Eksplorasi.id – Rencana Presiden Joko Widodo ingin menurunkan harga gas menjadi USD 6 per MMBtu dalam dua bulan ke depan menimbulkan pro kontra.

Versi Kementerian ESDM dan SKK Migas, Pendapatan Negara Bukan Pajak (PNBP) gas akan turun sebesar USD 300,1 juta atau sekitar Rp 3,5 triliun jika rata-rata harga gas industri menjadi USD 5 per MMBtu.
Direktur Pembinaan Program Migas Kementerian ESDM Agus Cahyono Adi mengungkapkan, pengurangan harga gas industri pada PJBG-PJBG (Perjanjian Jual Beli Gas) di atas USD 5 per MMBtu mengurangi PNBP gas sebesar USD 300,1 juta, serta memerlukan perubahan kebijakan asumsi dasar APBN.

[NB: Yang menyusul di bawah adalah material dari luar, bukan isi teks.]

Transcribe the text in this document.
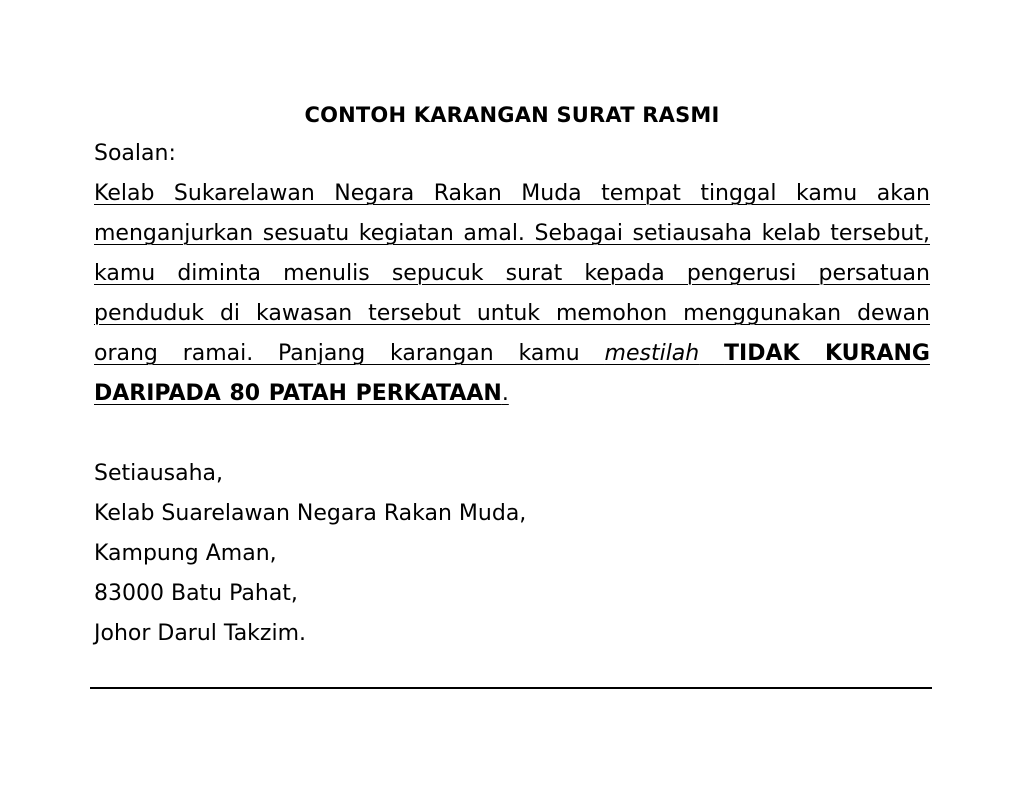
CONTOH KARANGAN SURAT RASMI
Soalan:
Kelab Sukarelawan Negara Rakan Muda tempat tinggal kamu akan menganjurkan sesuatu kegiatan amal. Sebagai setiausaha kelab tersebut, kamu diminta menulis sepucuk surat kepada pengerusi persatuan penduduk di kawasan tersebut untuk memohon menggunakan dewan orang ramai. Panjang karangan kamu mestilah TIDAK KURANG DARIPADA 80 PATAH PERKATAAN.
Setiausaha,
Kelab Suarelawan Negara Rakan Muda,
Kampung Aman,
83000 Batu Pahat,
Johor Darul Takzim.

“Sementara jika rata-rata harga gas industri turun menjadi USD 4 per MMBtu, penerimaan negara yang harus dikorbankan sebesar USD 474,9 juta atau sekitar Rp 6,17 triliun,” kata dia di Jakarta, Kamis (6/10).
Namun, terang Agus, sebenarnya langkah itu belum cukup untuk mengurangi harga gas sampai ke angka USD 4 per MMBtu atau USD 5 per MMBtu.
“Ada biaya-biaya lain yang harus dikurangi, misalnya pajak. Dengan menghilangkan seluruh PNBP tersebut masih belum bisa mengurangi harga sampai ke USD 4-5 per MMBtu. Untuk menjadi USD 4-5 per MMBtu perlu pengurangan cost yang lain,” jelas dia.